2) How does Microsoft use this feedback? Do humans read it?
Feedback is used for:

  • Identifying quality issues (bad responses, hallucinations, tone, etc.)
  • Improving product behavior and safety systems

In some cases:

  • Limited, controlled human review may happen for debugging/improvement
  • This is done under Microsoft’s compliance and privacy controls

So yes, the content can be reviewed, but it’s not open-ended access, it’s governed and audited.

3) Can we disable like/dislike for the tenant?

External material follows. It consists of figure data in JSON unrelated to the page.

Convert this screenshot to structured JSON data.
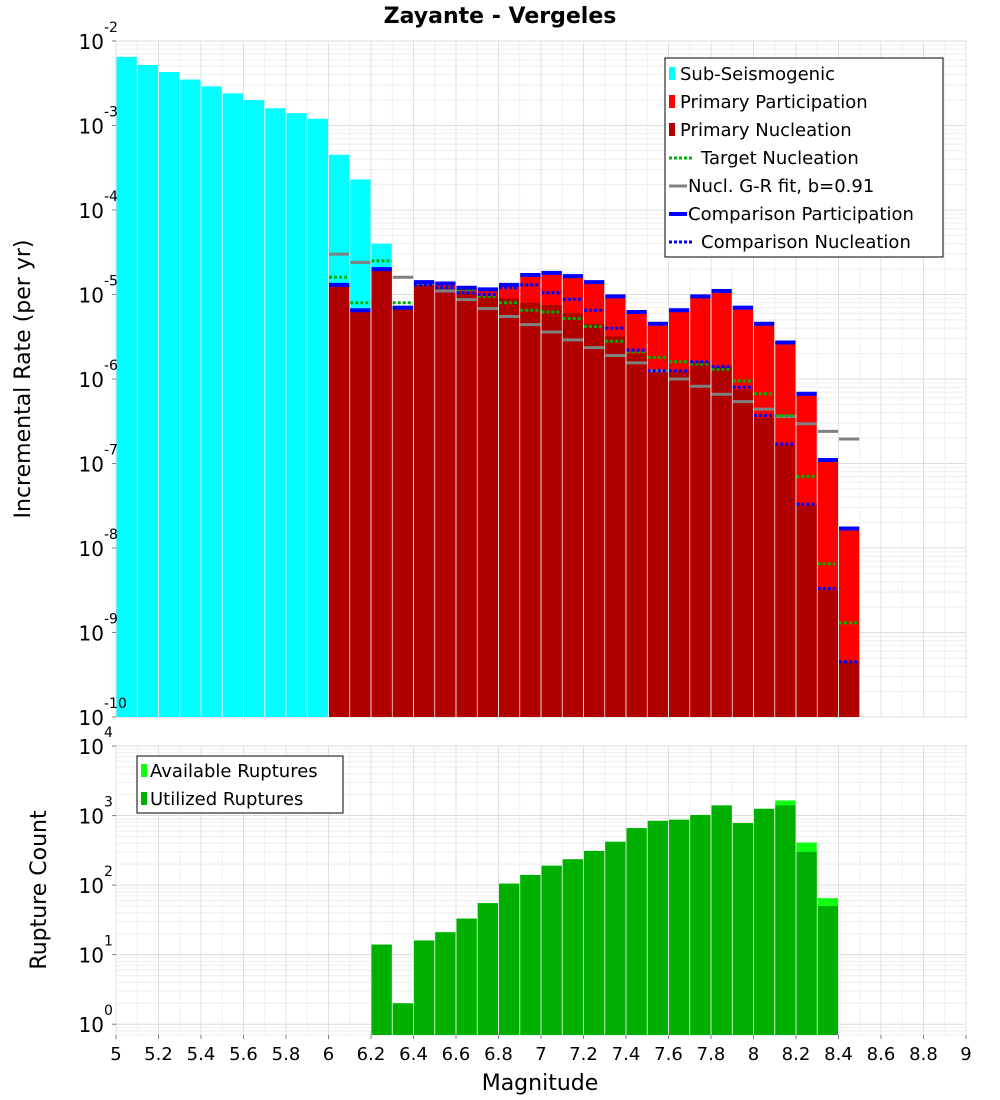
{
  "chart_data": [
    {
      "type": "bar",
      "title": "Zayante - Vergeles",
      "xlabel": "",
      "ylabel": "Incremental Rate (per yr)",
      "yscale": "log",
      "ylim": [
        1e-10,
        0.01
      ],
      "xlim": [
        5,
        9
      ],
      "x_ticks": [
        "5",
        "5.2",
        "5.4",
        "5.6",
        "5.8",
        "6",
        "6.2",
        "6.4",
        "6.6",
        "6.8",
        "7",
        "7.2",
        "7.4",
        "7.6",
        "7.8",
        "8",
        "8.2",
        "8.4",
        "8.6",
        "8.8",
        "9"
      ],
      "y_tick_base": "10",
      "y_tick_exponents": [
        "-10",
        "-9",
        "-8",
        "-7",
        "-6",
        "-5",
        "-4",
        "-3",
        "-2"
      ],
      "legend": [
        "Sub-Seismogenic",
        "Primary Participation",
        "Primary Nucleation",
        "Target Nucleation",
        "Nucl. G-R fit, b=0.91",
        "Comparison Participation",
        "Comparison Nucleation"
      ],
      "legend_position": "top-right",
      "colors": {
        "sub_seismogenic": "#00ffff",
        "primary_participation": "#ff0000",
        "primary_nucleation": "#b00000",
        "target_nucleation": "#00b000",
        "gr_fit": "#808080",
        "comparison_participation": "#0000ff",
        "comparison_nucleation": "#0000ff"
      },
      "sub_seismogenic": {
        "x": [
          5.05,
          5.15,
          5.25,
          5.35,
          5.45,
          5.55,
          5.65,
          5.75,
          5.85,
          5.95,
          6.05,
          6.15,
          6.25
        ],
        "values": [
          0.0065,
          0.0052,
          0.0043,
          0.0035,
          0.0029,
          0.0024,
          0.002,
          0.0016,
          0.0014,
          0.0012,
          0.00045,
          0.00023,
          4e-05
        ]
      },
      "primary_participation": {
        "x": [
          6.05,
          6.15,
          6.25,
          6.35,
          6.45,
          6.55,
          6.65,
          6.75,
          6.85,
          6.95,
          7.05,
          7.15,
          7.25,
          7.35,
          7.45,
          7.55,
          7.65,
          7.75,
          7.85,
          7.95,
          8.05,
          8.15,
          8.25,
          8.35,
          8.45
        ],
        "values": [
          1.3e-05,
          6.5e-06,
          2e-05,
          7e-06,
          1.4e-05,
          1.35e-05,
          1.2e-05,
          1.15e-05,
          1.3e-05,
          1.7e-05,
          1.8e-05,
          1.65e-05,
          1.4e-05,
          9.5e-06,
          6.2e-06,
          4.5e-06,
          6.5e-06,
          9.5e-06,
          1.1e-05,
          7e-06,
          4.5e-06,
          2.7e-06,
          6.7e-07,
          1.1e-07,
          1.7e-08
        ]
      },
      "primary_nucleation": {
        "x": [
          6.05,
          6.15,
          6.25,
          6.35,
          6.45,
          6.55,
          6.65,
          6.75,
          6.85,
          6.95,
          7.05,
          7.15,
          7.25,
          7.35,
          7.45,
          7.55,
          7.65,
          7.75,
          7.85,
          7.95,
          8.05,
          8.15,
          8.25,
          8.35,
          8.45
        ],
        "values": [
          1.3e-05,
          6.5e-06,
          2e-05,
          7e-06,
          1.3e-05,
          1.2e-05,
          1.05e-05,
          9.5e-06,
          9e-06,
          8e-06,
          7.5e-06,
          6e-06,
          4.5e-06,
          3.2e-06,
          2e-06,
          1.25e-06,
          1.25e-06,
          1.6e-06,
          1.4e-06,
          7.5e-07,
          3.5e-07,
          1.65e-07,
          3.2e-08,
          3.2e-09,
          4.5e-10
        ]
      },
      "target_nucleation": {
        "x": [
          6.05,
          6.15,
          6.25,
          6.35,
          6.45,
          6.55,
          6.65,
          6.75,
          6.85,
          6.95,
          7.05,
          7.15,
          7.25,
          7.35,
          7.45,
          7.55,
          7.65,
          7.75,
          7.85,
          7.95,
          8.05,
          8.15,
          8.25,
          8.35,
          8.45
        ],
        "values": [
          1.6e-05,
          8e-06,
          2.5e-05,
          8e-06,
          1.35e-05,
          1.2e-05,
          1.1e-05,
          9.5e-06,
          8e-06,
          6.5e-06,
          6.2e-06,
          5.2e-06,
          4.2e-06,
          2.8e-06,
          2.1e-06,
          1.8e-06,
          1.6e-06,
          1.5e-06,
          1.3e-06,
          9.5e-07,
          6.7e-07,
          3.7e-07,
          7e-08,
          6.5e-09,
          1.3e-09
        ]
      },
      "gr_fit": {
        "x": [
          6.05,
          6.15,
          6.25,
          6.35,
          6.45,
          6.55,
          6.65,
          6.75,
          6.85,
          6.95,
          7.05,
          7.15,
          7.25,
          7.35,
          7.45,
          7.55,
          7.65,
          7.75,
          7.85,
          7.95,
          8.05,
          8.15,
          8.25,
          8.35,
          8.45
        ],
        "values": [
          3e-05,
          2.4e-05,
          2e-05,
          1.6e-05,
          1.35e-05,
          1.1e-05,
          8.7e-06,
          6.8e-06,
          5.5e-06,
          4.4e-06,
          3.6e-06,
          2.9e-06,
          2.35e-06,
          1.9e-06,
          1.55e-06,
          1.25e-06,
          1e-06,
          8.2e-07,
          6.6e-07,
          5.4e-07,
          4.4e-07,
          3.6e-07,
          2.95e-07,
          2.4e-07,
          1.95e-07
        ]
      },
      "comparison_participation": {
        "x": [
          6.05,
          6.15,
          6.25,
          6.35,
          6.45,
          6.55,
          6.65,
          6.75,
          6.85,
          6.95,
          7.05,
          7.15,
          7.25,
          7.35,
          7.45,
          7.55,
          7.65,
          7.75,
          7.85,
          7.95,
          8.05,
          8.15,
          8.25,
          8.35,
          8.45
        ],
        "values": [
          1.3e-05,
          6.5e-06,
          2e-05,
          7e-06,
          1.4e-05,
          1.35e-05,
          1.2e-05,
          1.15e-05,
          1.3e-05,
          1.7e-05,
          1.8e-05,
          1.65e-05,
          1.4e-05,
          9.5e-06,
          6.2e-06,
          4.5e-06,
          6.5e-06,
          9.5e-06,
          1.1e-05,
          7e-06,
          4.5e-06,
          2.7e-06,
          6.7e-07,
          1.1e-07,
          1.7e-08
        ]
      },
      "comparison_nucleation": {
        "x": [
          6.05,
          6.15,
          6.25,
          6.35,
          6.45,
          6.55,
          6.65,
          6.75,
          6.85,
          6.95,
          7.05,
          7.15,
          7.25,
          7.35,
          7.45,
          7.55,
          7.65,
          7.75,
          7.85,
          7.95,
          8.05,
          8.15,
          8.25,
          8.35,
          8.45
        ],
        "values": [
          1.3e-05,
          6.5e-06,
          2e-05,
          7e-06,
          1.3e-05,
          1.2e-05,
          1.05e-05,
          1e-05,
          1.2e-05,
          1.3e-05,
          1.05e-05,
          8.8e-06,
          6.5e-06,
          4e-06,
          2.2e-06,
          1.25e-06,
          1.25e-06,
          1.6e-06,
          1.4e-06,
          8e-07,
          3.7e-07,
          1.7e-07,
          3.3e-08,
          3.3e-09,
          4.5e-10
        ]
      }
    },
    {
      "type": "bar",
      "title": "",
      "xlabel": "Magnitude",
      "ylabel": "Rupture Count",
      "yscale": "log",
      "ylim": [
        0.7,
        10000
      ],
      "xlim": [
        5,
        9
      ],
      "y_tick_base": "10",
      "y_tick_exponents": [
        "0",
        "1",
        "2",
        "3",
        "4"
      ],
      "legend": [
        "Available Ruptures",
        "Utilized Ruptures"
      ],
      "legend_position": "top-left",
      "colors": {
        "available": "#10ff10",
        "utilized": "#00b000"
      },
      "available_ruptures": {
        "x": [
          6.25,
          6.35,
          6.45,
          6.55,
          6.65,
          6.75,
          6.85,
          6.95,
          7.05,
          7.15,
          7.25,
          7.35,
          7.45,
          7.55,
          7.65,
          7.75,
          7.85,
          7.95,
          8.05,
          8.15,
          8.25,
          8.35
        ],
        "values": [
          14,
          2,
          16,
          21,
          33,
          55,
          105,
          140,
          190,
          235,
          310,
          420,
          660,
          840,
          870,
          1020,
          1400,
          780,
          1250,
          1650,
          410,
          65
        ]
      },
      "utilized_ruptures": {
        "x": [
          6.25,
          6.35,
          6.45,
          6.55,
          6.65,
          6.75,
          6.85,
          6.95,
          7.05,
          7.15,
          7.25,
          7.35,
          7.45,
          7.55,
          7.65,
          7.75,
          7.85,
          7.95,
          8.05,
          8.15,
          8.25,
          8.35
        ],
        "values": [
          14,
          2,
          16,
          21,
          33,
          55,
          105,
          140,
          190,
          235,
          310,
          420,
          660,
          840,
          870,
          1020,
          1400,
          780,
          1250,
          1400,
          300,
          50
        ]
      }
    }
  ]
}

  • For Copilot Chat (M365 / web) → there is no standard tenant-level switch today to completely remove the like/dislike UI
  • For custom solutions (Copilot Studio agents) → you can control or disable feedback mechanisms

Workaround:

  • Some orgs handle this via user guidance / policy, rather than technical enforcement

4) Licensed (work) vs non-licensed (web) , is there a difference?
Yes, this is important:

  • Work (M365 Copilot / enterprise)
    • Covered by enterprise data protection
    • Data stays within the service boundary
    • Not used for model training
  • Web / consumer Copilot
    • Feedback may be used more broadly to improve services
    • Different data handling terms apply

So from a security standpoint, enterprise Copilot is the safer, governed environment.

Security takeaway:

  • Feedback does not train models on your tenant data
  • It may include prompt/response content for service improvement
  • There’s no full disable option (yet) in M365 Copilot Chat
  • For strict environments, recommend:
    • User awareness (“don’t include sensitive data in feedback”)
    • Use of enterprise Copilot over public web Copilot
    • Consider custom Copilot Studio solutions if tighter control is required

Bottom line:
The like/dislike feature is a feedback mechanism, not a data exfiltration channel, but it can send snippets of conversation to Microsoft for quality improvement, so it’s something to account for in strict compliance environments.